Налетал ветер, заделывал облачную брешь, и Фёдор Иванович опять смахивал навернувшуюся слезу и, постояв немного, возвращался в палатку, начинал шуровать в печке, откуда сразу же вылетало пахнущее дёгтем облако серебристой золы и, поскольку сам он ничего не произносил, кто-нибудь не выдерживал:

— Как там?

— Опять балбесов разглядывал? — добавлял Паша. — Смотри у меня!

— Угу… — думая о своём, бурчал Фёдор Иванович.

Безделье и непогода угнетали его, скучным и ненужным становилось зябкое взвешенное существование, напоминающее неуклюжее и замедленное шевеление коллекционного жучка в коробочке, пришпиленного к вате. А ведь где-то там, далеко и наверху, стояли «каменные люди», прикрыв от солнца тяжёлые шелушащиеся веки, молчаливые и потому мудрые. Они, казалось ему, прошли на земле свой положенный путь, пока не остановились на самой высокой горе, где всегда было солнце, а ветер сух и неприметен.

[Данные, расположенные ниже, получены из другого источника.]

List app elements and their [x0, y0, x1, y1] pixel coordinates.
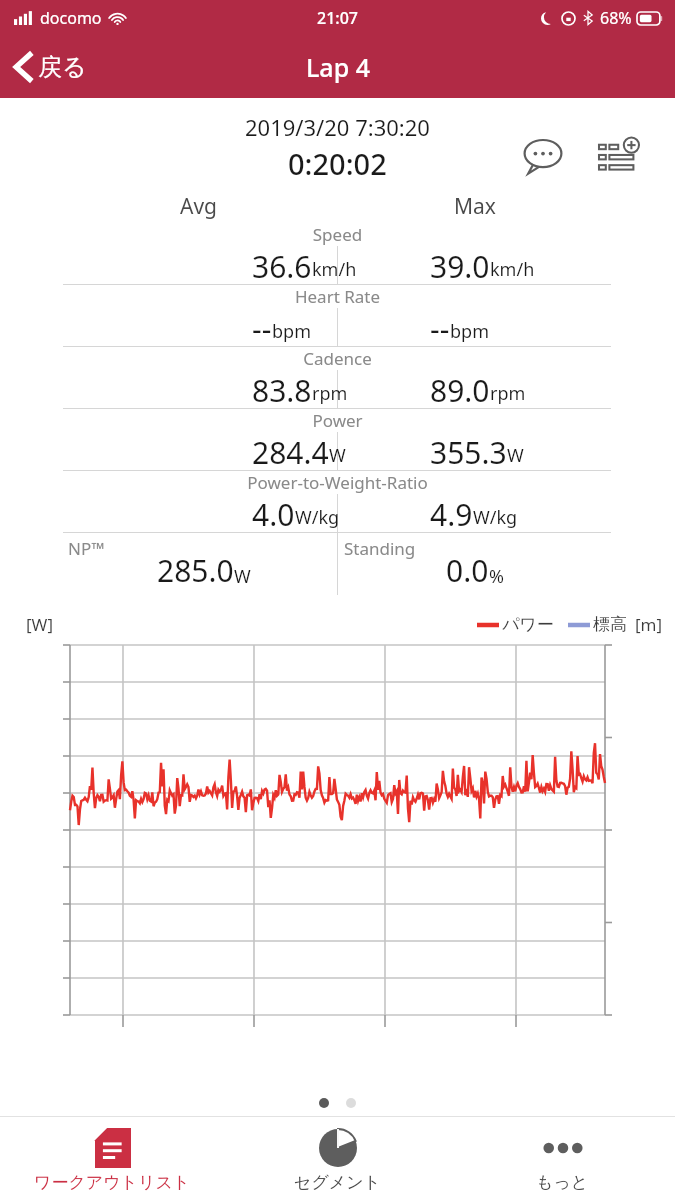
staticText: W — [234, 564, 251, 589]
staticText: セグメント — [294, 1172, 381, 1193]
staticText: NP™ — [68, 537, 105, 560]
staticText: % — [489, 564, 504, 589]
staticText: Standing — [344, 537, 416, 560]
staticText: W — [507, 443, 524, 468]
staticText: km/h — [312, 257, 357, 282]
staticText: 355.3 — [430, 432, 507, 470]
staticText: 4.0 — [252, 494, 295, 532]
button[interactable]: Comments — [517, 134, 569, 180]
button[interactable]: 戻る — [0, 44, 101, 90]
staticText: 2019/3/20 7:30:20 — [245, 112, 430, 142]
staticText: 0.0 — [446, 550, 489, 591]
staticText: 36.6 — [252, 246, 312, 284]
staticText: Lap 4 — [306, 50, 370, 84]
staticText: 0:20:02 — [288, 144, 387, 183]
staticText: Power — [0, 409, 675, 432]
staticText: 21:07 — [317, 7, 358, 29]
staticText: Cadence — [0, 347, 675, 370]
staticText: 39.0 — [430, 246, 490, 284]
staticText: W/kg — [473, 505, 518, 530]
staticText: 戻る — [38, 52, 87, 82]
staticText: bpm — [450, 319, 489, 344]
staticText: [m] — [635, 613, 663, 636]
staticText: -- — [252, 308, 272, 346]
staticText: 4.9 — [430, 494, 473, 532]
staticText: 89.0 — [430, 370, 490, 408]
staticText: bpm — [272, 319, 311, 344]
staticText: パワー — [502, 614, 554, 635]
staticText: 284.4 — [252, 432, 329, 470]
staticText: -- — [430, 308, 450, 346]
staticText: Power-to-Weight-Ratio — [0, 471, 675, 494]
button[interactable]: Add to list — [593, 134, 645, 180]
staticText: 標高 — [593, 614, 627, 635]
staticText: W — [329, 443, 346, 468]
staticText: rpm — [312, 381, 348, 406]
staticText: Max — [454, 192, 496, 221]
button[interactable]: ワークアウトリスト — [0, 1119, 225, 1199]
staticText: Speed — [0, 223, 675, 246]
staticText: Avg — [180, 192, 218, 221]
button[interactable]: もっと — [450, 1119, 675, 1199]
staticText: 83.8 — [252, 370, 312, 408]
staticText: rpm — [490, 381, 526, 406]
staticText: ワークアウトリスト — [34, 1172, 191, 1193]
staticText: W/kg — [295, 505, 340, 530]
staticText: 285.0 — [157, 550, 234, 591]
staticText: もっと — [536, 1172, 589, 1193]
staticText: docomo — [40, 7, 102, 29]
staticText: 68% — [600, 7, 632, 29]
staticText: Heart Rate — [0, 285, 675, 308]
staticText: [W] — [26, 613, 53, 636]
button[interactable]: セグメント — [225, 1119, 450, 1199]
staticText: km/h — [490, 257, 535, 282]
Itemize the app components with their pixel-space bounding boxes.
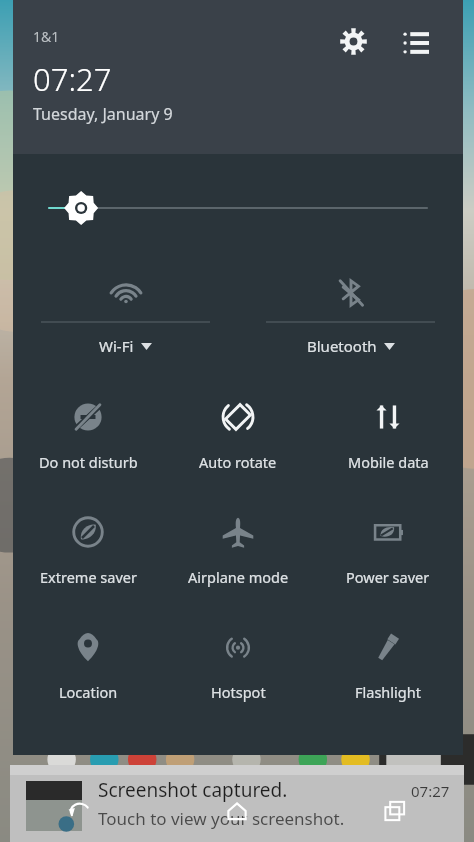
- button[interactable]: Settings: [332, 20, 374, 62]
- button[interactable]: Recent apps: [316, 780, 474, 842]
- button[interactable]: Flashlight: [313, 610, 463, 725]
- staticText: Flashlight: [355, 682, 421, 702]
- staticText: Touch to view your screenshot.: [98, 807, 345, 830]
- staticText: Power saver: [346, 567, 430, 587]
- staticText: Auto rotate: [199, 452, 277, 472]
- staticText: 07:27: [411, 781, 450, 801]
- button[interactable]: Back: [0, 780, 158, 842]
- button[interactable]: Auto rotate: [163, 380, 313, 495]
- button[interactable]: Wi-Fi: [13, 262, 238, 380]
- button[interactable]: Bluetooth: [238, 262, 463, 380]
- staticText: Wi-Fi: [99, 336, 134, 356]
- staticText: Do not disturb: [39, 452, 138, 472]
- staticText: Mobile data: [348, 452, 429, 472]
- button[interactable]: Do not disturb: [13, 380, 163, 495]
- staticText: Screenshot captured.: [98, 777, 288, 803]
- staticText: Hotspot: [211, 682, 266, 702]
- button[interactable]: Edit order: [395, 20, 437, 62]
- staticText: Extreme saver: [40, 567, 137, 587]
- button[interactable]: Location: [13, 610, 163, 725]
- button[interactable]: Mobile data: [313, 380, 463, 495]
- staticText: Location: [59, 682, 118, 702]
- button[interactable]: Home: [158, 780, 316, 842]
- button[interactable]: Power saver: [313, 495, 463, 610]
- staticText: Airplane mode: [188, 567, 289, 587]
- button[interactable]: Hotspot: [163, 610, 313, 725]
- button[interactable]: Extreme saver: [13, 495, 163, 610]
- staticText: Tuesday, January 9: [33, 103, 173, 125]
- staticText: 1&1: [33, 27, 60, 46]
- button[interactable]: Brightness: [13, 154, 463, 262]
- staticText: Bluetooth: [307, 336, 377, 356]
- staticText: 07:27: [33, 58, 112, 100]
- button[interactable]: Airplane mode: [163, 495, 313, 610]
- button[interactable]: Screenshot captured.: [10, 765, 464, 842]
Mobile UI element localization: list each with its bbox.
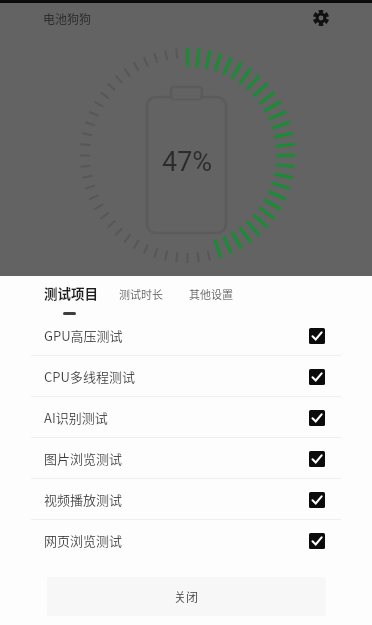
button[interactable]: CPU多线程测试: [0, 356, 372, 397]
staticText: 关闭: [174, 588, 199, 605]
button[interactable]: 其他设置: [185, 282, 237, 306]
staticText: 电池狗狗: [43, 10, 92, 27]
staticText: GPU高压测试: [44, 326, 123, 345]
staticText: 测试项目: [44, 283, 98, 303]
staticText: 47%: [162, 146, 213, 178]
staticText: 网页浏览测试: [44, 531, 123, 550]
staticText: 视频播放测试: [44, 490, 123, 509]
staticText: AI识别测试: [44, 408, 108, 427]
button[interactable]: 视频播放测试: [0, 479, 372, 520]
button[interactable]: 电池狗狗: [40, 6, 95, 31]
button[interactable]: 测试时长: [115, 282, 167, 306]
button[interactable]: 图片浏览测试: [0, 438, 372, 479]
staticText: 其他设置: [189, 286, 233, 302]
button[interactable]: 关闭: [47, 577, 326, 616]
button[interactable]: 网页浏览测试: [0, 520, 372, 561]
button[interactable]: 测试项目: [40, 279, 102, 307]
button[interactable]: Settings: [306, 3, 336, 33]
button[interactable]: GPU高压测试: [0, 315, 372, 356]
staticText: 测试时长: [119, 286, 163, 302]
staticText: 图片浏览测试: [44, 449, 123, 468]
button[interactable]: AI识别测试: [0, 397, 372, 438]
staticText: CPU多线程测试: [44, 367, 135, 386]
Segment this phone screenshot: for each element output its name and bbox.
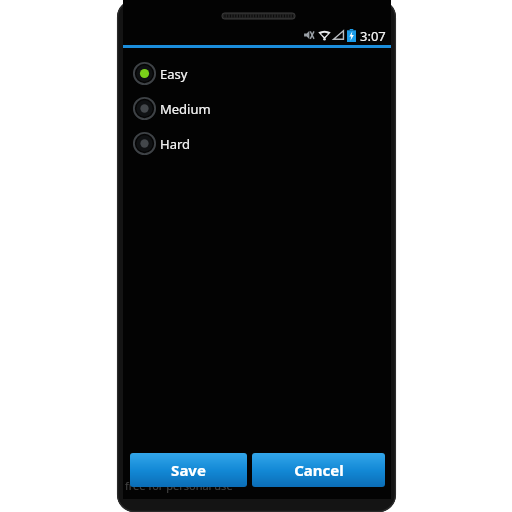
staticText: free for personal use — [125, 478, 233, 493]
staticText: 3:07 — [360, 27, 386, 43]
button[interactable]: Save — [130, 453, 247, 487]
button[interactable]: Hard — [123, 126, 391, 161]
staticText: Save — [171, 460, 206, 480]
button[interactable]: Easy — [123, 56, 391, 91]
staticText: Cancel — [294, 460, 344, 480]
staticText: Medium — [160, 100, 211, 118]
button[interactable]: Cancel — [252, 453, 385, 487]
staticText: Easy — [160, 65, 188, 83]
staticText: Hard — [160, 135, 191, 153]
button[interactable]: Medium — [123, 91, 391, 126]
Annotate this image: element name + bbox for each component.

Вот только чтό они оттуда видели, кроме его крохотной фигурки, Фёдор Иванович не мог представить, ему очень хотелось увидеть это самому, — ведь связь с ними, с «балбесами», уже была установлена, они звали его к себе. Однако, путь его ещё не был закончен, он, видимо, не заслужил ещё покоя и солнца, и не мудрость, а усталость пока тяжелила ему веки.

«Не пустит, — думал Фёдор Иванович. — Ему бы только карты месить, да о похождениях своих рассказывать. Как у них просто всё: работа — это не волк, десять лотков отмыли — хорош на сегодня, есть норма! Снег выпал — ещё лучше, отмели, косы под воду ушли, — глаза под лоб и на боковую, в тряпки. И спят часов по двенадцать воронкой кверху. Ах, эта бессонница! Ведь могут и по пятнадцать…».

Нет, о том, чтобы отпроситься у Пашки на денёк, сходить через две реки, в непогоду, к каменным останцам, он даже не думал.

«Куда там, ни за что не пустит», — так размышлял Фёдор Иванович, переворачивая в печке сырые тлеющие поленья…

А потом, — ну, что потом! — чертилась новая пулька, или Фёдор Иванович доставал свой обшарпанный фанерный чемодан, называемый в обиходе «кейсом», на который он с особым удовольствием и грохотом вываливал костяшки домино. Играл Федор Иванович профессионально, с чувством и расстановкой, была это такая же работа, как и всё, что должен выкопать, скайлить или перетащить рабочий съемочного отряда.

Начальник Паша, перебирая кости, больше помалкивал, равнодушно считал очки и так же равнодушно мешал костяшки, ему не нравилось проигрывать.

Кеша быстро заводился, лихо бил в фанерное дно чемодана и азартно кричал «гитлера давай!».

Иногда они пели, пригубив «розовой воды», тогда уж шаляпинский баритональный бас звал их души за собой.

— Сла-авное мо-оре, священный Байкал!

Мороз продирал по коже от шаляпинского баса. Вот только слишком отчетливо ощущалась тогда нехватка женского общества, кое-где свербило. А так, джин сидел в своей бутылке и особенно не вякал, глазки строил.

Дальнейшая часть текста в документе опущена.